Despite setbacks, developer vows to complete WTC site

Saturday, September 9, 2017
Despite setbacks, developer vows to complete WTC site
NJ Burkett reports on the World Trade Center site.

LOWER MANHATTAN, New York (WABC) -- Sixteen years after the 9/11 terror attacks, One World Trade Center shimmers on the city's skyline. The tallest building in the western hemisphere is now surrounded by office towers and a majestic transportation center that will be the Grand Central Terminal of the 21st century.

But developer Larry Silverstein says it should have happened sooner.

"It took much more time than I ever dreamed it would take," he said. "Because it took us 16 years to get to this point."

Three World Trade Center is the newest office tower. It's already topped out, and the interior is beginning to take shape. But the only route to the upper floors is a makeshift freight elevator that runs along the side of the building, 1,000 feet above the street.

The building is 80 stories tall, and the view of One World Trade from the terrace is spectacular. But 80 percent of the building has yet to be leased.

Two World Trade is designed to be 81 stories tall, but work has stopped after News Corp chairman Rupert Murdoch backed out in what Silverstein admits was a major setback.

"We've always been able to weather the storm," he said. "We've always been able to come through it. New York is an incredible city."

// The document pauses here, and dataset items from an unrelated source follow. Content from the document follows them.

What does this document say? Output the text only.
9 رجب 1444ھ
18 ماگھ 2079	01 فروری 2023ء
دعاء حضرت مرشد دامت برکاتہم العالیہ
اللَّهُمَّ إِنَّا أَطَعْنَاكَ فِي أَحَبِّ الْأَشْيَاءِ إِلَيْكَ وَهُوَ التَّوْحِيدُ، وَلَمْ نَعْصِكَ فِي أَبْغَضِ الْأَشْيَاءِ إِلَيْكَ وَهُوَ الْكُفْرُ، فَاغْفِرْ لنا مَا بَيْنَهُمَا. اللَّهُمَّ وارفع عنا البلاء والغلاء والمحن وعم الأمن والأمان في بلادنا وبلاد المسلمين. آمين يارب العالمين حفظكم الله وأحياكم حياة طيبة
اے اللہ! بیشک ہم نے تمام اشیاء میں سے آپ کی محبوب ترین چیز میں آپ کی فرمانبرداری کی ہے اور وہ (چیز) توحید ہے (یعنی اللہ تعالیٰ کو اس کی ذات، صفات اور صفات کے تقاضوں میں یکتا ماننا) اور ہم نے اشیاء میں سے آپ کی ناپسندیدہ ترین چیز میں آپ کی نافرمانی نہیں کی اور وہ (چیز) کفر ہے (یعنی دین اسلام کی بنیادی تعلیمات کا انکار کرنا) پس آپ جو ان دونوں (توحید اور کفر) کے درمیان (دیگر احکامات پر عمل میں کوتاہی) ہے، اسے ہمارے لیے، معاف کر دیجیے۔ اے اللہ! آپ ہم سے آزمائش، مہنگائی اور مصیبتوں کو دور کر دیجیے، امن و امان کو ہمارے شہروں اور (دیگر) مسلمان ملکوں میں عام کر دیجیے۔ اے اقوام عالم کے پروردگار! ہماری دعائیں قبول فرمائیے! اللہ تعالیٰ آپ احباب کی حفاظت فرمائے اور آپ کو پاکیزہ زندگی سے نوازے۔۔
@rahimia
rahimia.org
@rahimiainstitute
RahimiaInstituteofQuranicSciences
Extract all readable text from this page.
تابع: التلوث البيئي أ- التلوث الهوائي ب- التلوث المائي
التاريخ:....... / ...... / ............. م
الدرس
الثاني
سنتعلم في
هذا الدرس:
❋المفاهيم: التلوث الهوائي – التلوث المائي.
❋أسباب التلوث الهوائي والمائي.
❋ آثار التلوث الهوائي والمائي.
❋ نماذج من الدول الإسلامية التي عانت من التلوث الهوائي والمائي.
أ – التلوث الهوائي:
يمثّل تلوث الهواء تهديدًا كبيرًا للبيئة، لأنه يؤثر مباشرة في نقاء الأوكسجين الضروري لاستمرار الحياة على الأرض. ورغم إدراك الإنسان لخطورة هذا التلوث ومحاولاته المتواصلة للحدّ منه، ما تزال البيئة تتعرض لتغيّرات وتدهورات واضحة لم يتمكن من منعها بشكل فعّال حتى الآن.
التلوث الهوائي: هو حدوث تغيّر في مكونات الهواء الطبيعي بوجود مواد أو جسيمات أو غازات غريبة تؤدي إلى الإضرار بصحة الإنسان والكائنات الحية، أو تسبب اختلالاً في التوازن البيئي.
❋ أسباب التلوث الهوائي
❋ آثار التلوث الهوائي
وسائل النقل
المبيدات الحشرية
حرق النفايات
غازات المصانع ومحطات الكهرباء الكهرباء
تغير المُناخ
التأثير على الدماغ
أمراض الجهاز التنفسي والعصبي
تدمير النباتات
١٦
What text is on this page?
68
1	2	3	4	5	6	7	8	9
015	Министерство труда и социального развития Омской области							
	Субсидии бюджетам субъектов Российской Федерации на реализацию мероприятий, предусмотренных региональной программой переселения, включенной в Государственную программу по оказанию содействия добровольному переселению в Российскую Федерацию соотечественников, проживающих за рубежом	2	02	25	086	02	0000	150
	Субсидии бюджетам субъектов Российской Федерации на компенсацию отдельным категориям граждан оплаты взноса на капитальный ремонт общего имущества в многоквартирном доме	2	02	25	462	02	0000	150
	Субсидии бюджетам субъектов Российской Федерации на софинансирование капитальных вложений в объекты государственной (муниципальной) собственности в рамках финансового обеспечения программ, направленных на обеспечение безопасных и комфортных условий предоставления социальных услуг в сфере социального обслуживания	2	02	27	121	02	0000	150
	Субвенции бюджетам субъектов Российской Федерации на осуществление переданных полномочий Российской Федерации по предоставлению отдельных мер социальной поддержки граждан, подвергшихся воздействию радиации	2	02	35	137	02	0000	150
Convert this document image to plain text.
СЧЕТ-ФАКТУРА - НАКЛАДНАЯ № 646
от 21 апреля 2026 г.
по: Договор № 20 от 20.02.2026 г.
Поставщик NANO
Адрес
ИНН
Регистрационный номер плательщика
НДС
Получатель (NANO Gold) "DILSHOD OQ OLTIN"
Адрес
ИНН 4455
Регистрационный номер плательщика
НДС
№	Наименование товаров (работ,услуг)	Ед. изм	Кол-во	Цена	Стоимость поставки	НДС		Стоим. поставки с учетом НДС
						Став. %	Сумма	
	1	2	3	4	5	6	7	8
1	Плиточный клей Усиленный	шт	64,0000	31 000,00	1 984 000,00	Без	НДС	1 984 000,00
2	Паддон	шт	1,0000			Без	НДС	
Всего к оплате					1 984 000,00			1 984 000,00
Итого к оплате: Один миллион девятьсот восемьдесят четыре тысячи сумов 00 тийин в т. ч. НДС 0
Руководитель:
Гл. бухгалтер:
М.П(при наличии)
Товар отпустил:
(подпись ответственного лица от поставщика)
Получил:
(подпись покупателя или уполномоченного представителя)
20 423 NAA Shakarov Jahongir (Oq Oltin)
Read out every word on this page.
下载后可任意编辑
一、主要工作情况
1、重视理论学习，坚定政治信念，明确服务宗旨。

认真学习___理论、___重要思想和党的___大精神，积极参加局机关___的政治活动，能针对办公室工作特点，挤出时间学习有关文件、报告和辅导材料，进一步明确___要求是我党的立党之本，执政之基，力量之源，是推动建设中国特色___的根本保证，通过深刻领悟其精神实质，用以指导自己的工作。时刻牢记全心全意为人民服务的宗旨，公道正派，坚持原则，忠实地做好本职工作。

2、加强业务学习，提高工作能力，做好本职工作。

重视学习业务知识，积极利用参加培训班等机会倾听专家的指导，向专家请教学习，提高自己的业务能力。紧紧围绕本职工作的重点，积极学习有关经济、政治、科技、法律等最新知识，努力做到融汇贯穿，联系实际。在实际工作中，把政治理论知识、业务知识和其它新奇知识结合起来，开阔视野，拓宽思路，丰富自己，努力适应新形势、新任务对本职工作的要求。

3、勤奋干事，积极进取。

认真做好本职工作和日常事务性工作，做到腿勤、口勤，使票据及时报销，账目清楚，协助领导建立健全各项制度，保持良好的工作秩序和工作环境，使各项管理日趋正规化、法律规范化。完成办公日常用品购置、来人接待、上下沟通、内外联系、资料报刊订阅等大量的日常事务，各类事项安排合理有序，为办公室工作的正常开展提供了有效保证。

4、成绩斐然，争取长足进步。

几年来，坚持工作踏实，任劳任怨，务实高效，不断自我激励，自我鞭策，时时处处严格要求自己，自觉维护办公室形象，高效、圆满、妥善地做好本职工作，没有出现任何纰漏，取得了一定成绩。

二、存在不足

Silverstein insists that rebuilding the World Trade Center site was essential to the city, not just economically, but as a testament to its resiliency.

"It was an incredibly difficult time," he said. "There were millions of people out there living here, living downtown and working downtown who desperately wanted a Trade Center to be rebuilt. I said, at the end of the day, we have to do what's good for New York."